In 3Q 2020 negative Net income amounted to RUB -64 bln (USD -0.8 bln), including a negative effect of non-monetary factors.

In 9M 2020 negative Net income was RUB -177 bln (USD -2.1 bln). The reduction compared to 9M 2019 was a result of the negative effect of price fluctuations due to COVID-19 pandemic as well as the negative effect of non-monetary factors.

Capital expenditures

9M 2020 capital expenditures amounted to RUB 569 bln (USD 8.0 bln), a reduction of 10.3% compared to the same period of 2019. Unit capital expenditures in the segment of “Exploration and production” were 5.4 USD/boe, a decrease of 10% y-o-y. Reduction was mainly driven by optimization of the investment program in light of the negative market conditions and new agreement on limiting crude oil output reached in April 2020.

Free cash flow

3Q 2020 free cash flow amounted to RUB 146 bln (USD 2.0 bln), which was mainly driven by a positive EBITDA dynamic due to the crude oil price growth.

9M 2020 free cash flow was RUB 352 bln (USD 5.4 bln). The reduction of free cash flow compared to  9M 2019 was mainly a result of the EBITDA decline, which was partially offset by the reduced capital expenditures.

Financial stability

In 9M 2020 financial debt and trading liabilities decreased by USD 5.7 bln. Interest costs reduced by 24% in USD terms compared to 9M 2019. Net debt/EBITDA was 2.5x in USD terms at the end of the reporting period.

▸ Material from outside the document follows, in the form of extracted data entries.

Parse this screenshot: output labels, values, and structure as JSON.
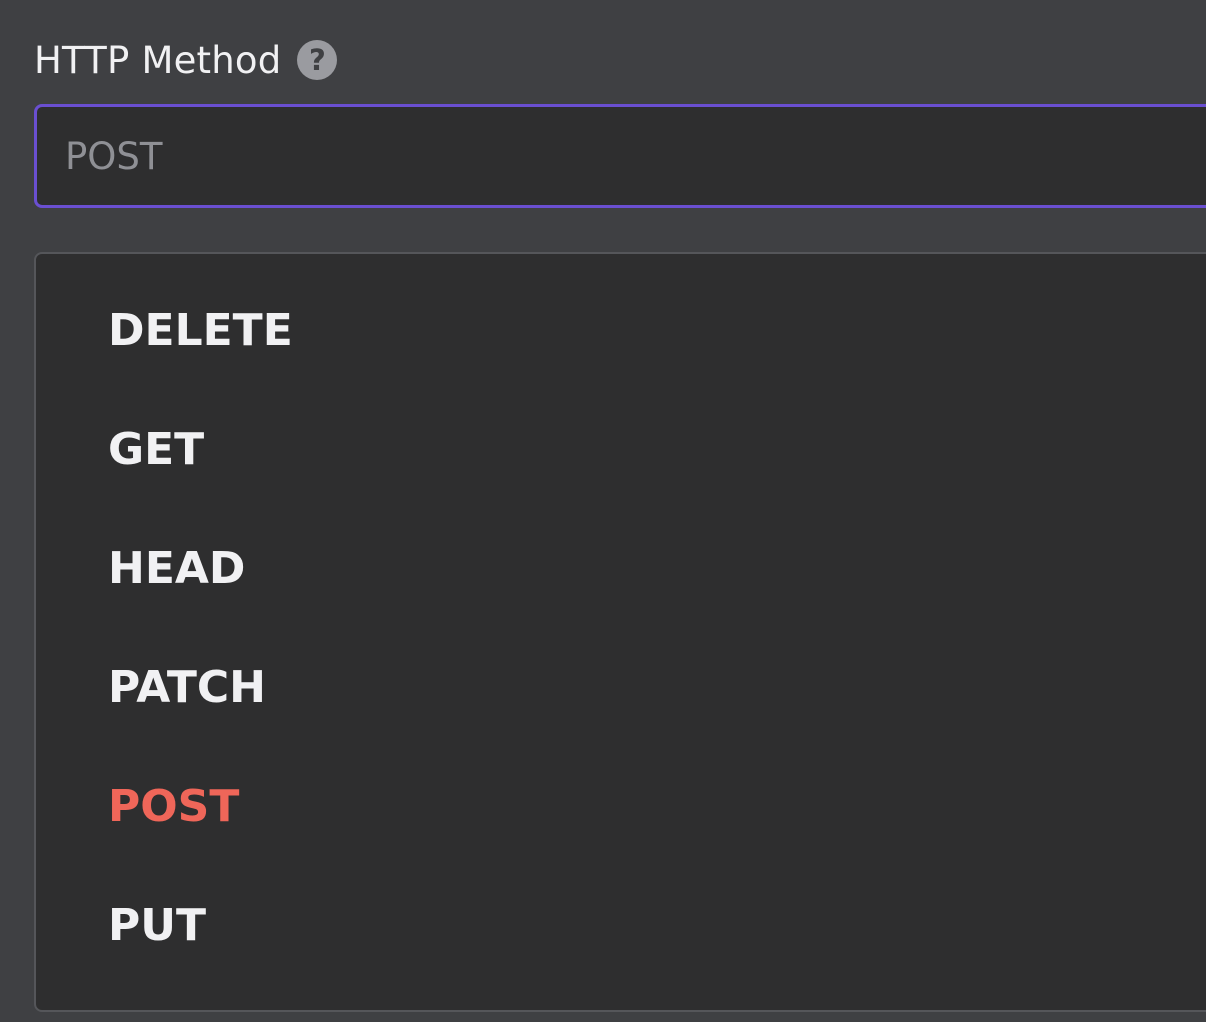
{
  "field": {
    "label": "HTTP Method",
    "help_icon": "question-circle-icon",
    "help_glyph": "?"
  },
  "select": {
    "value": "POST"
  },
  "options": [
    {
      "label": "DELETE",
      "selected": false
    },
    {
      "label": "GET",
      "selected": false
    },
    {
      "label": "HEAD",
      "selected": false
    },
    {
      "label": "PATCH",
      "selected": false
    },
    {
      "label": "POST",
      "selected": true
    },
    {
      "label": "PUT",
      "selected": false
    }
  ],
  "colors": {
    "background": "#3f4043",
    "input_bg": "#2e2e2f",
    "focus_border": "#6a4fd1",
    "selected_option": "#ef6659",
    "text": "#f1f1f3",
    "placeholder_text": "#8f9095"
  }
}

In 3Q 2020 short-term component of the financial debt reduced from 24% to 17%. Available credit lines and liquid financial assets exceeded the short-term debt by 1.8 times as of the reporting date.

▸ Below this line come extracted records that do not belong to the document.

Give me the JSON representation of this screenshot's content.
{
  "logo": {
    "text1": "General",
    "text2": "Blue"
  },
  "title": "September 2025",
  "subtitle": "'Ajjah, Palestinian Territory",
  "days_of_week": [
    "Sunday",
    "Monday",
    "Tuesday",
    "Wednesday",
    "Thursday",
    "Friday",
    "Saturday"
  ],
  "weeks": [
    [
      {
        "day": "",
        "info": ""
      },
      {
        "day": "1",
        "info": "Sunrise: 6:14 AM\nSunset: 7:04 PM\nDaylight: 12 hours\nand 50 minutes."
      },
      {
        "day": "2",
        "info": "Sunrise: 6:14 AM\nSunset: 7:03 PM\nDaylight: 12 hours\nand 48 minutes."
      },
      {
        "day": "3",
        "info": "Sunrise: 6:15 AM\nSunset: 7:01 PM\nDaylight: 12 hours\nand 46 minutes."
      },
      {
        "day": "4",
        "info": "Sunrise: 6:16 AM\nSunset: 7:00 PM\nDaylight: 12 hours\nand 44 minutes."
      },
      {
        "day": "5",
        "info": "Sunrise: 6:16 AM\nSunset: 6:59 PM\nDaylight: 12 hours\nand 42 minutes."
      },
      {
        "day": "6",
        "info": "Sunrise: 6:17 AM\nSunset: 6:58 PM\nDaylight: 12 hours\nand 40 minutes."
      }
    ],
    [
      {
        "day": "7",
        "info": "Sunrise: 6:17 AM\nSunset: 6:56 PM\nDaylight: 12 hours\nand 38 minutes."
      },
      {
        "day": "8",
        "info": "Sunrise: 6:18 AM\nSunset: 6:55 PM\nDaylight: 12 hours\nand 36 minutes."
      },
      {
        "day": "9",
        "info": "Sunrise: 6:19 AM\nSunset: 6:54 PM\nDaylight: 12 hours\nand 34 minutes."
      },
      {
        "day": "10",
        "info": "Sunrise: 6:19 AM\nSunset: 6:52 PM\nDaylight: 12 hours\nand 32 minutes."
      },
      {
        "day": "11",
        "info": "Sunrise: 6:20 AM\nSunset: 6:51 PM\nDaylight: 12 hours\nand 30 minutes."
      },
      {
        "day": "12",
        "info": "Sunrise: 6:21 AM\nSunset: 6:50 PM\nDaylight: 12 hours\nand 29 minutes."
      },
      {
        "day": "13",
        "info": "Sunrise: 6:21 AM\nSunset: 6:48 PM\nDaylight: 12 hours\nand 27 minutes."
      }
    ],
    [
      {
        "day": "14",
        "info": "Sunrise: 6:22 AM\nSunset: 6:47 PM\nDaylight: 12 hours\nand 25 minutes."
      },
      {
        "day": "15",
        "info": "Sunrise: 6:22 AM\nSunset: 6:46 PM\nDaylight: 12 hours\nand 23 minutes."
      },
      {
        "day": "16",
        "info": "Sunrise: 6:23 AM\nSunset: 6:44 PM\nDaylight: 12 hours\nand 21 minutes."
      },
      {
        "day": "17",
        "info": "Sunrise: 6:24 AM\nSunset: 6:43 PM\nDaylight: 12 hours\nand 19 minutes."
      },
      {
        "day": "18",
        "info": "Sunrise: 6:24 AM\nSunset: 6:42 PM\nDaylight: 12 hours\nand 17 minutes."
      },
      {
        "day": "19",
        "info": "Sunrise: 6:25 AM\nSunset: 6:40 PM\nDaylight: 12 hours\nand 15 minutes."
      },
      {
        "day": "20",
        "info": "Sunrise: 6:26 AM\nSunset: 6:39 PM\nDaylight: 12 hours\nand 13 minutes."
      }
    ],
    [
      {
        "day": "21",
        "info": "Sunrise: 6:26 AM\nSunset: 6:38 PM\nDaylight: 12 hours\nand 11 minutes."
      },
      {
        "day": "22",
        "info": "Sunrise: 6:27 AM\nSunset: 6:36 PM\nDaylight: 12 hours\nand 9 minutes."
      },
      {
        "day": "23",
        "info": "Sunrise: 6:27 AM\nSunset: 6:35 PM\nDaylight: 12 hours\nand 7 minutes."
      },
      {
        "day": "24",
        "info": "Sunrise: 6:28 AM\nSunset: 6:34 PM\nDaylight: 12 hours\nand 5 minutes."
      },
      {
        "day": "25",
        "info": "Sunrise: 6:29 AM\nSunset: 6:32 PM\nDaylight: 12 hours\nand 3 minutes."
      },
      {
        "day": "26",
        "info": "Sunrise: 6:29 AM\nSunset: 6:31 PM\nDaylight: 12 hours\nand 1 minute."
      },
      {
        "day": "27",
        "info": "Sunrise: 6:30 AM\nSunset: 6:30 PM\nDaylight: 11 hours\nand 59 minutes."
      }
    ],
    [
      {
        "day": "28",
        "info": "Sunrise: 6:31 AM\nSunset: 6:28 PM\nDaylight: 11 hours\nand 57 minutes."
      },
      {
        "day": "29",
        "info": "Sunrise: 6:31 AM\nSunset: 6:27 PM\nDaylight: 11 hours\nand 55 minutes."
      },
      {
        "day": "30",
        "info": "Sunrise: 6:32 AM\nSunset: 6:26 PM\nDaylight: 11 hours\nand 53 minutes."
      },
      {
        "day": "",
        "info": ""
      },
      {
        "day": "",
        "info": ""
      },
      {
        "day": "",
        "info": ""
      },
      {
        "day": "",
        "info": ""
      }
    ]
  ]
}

Rosneft Information Division
Tel.: +7 (495) 411 54 20
Fax: +7 (495) 411 54 21
November 13, 2020

These materials contain statements about future events and expectations that are forward-looking in nature. Any statement in these materials that is not a statement of historical fact is a forward-looking statement that involves known and unknown risks, uncertainties and other factors which may cause actual results, performance or achievements expressed or implied by such forward-looking statements to differ. We assume no obligations to update the forward-looking statements contained herein to reflect actual results, changes in assumptions or changes in factors affecting these statements.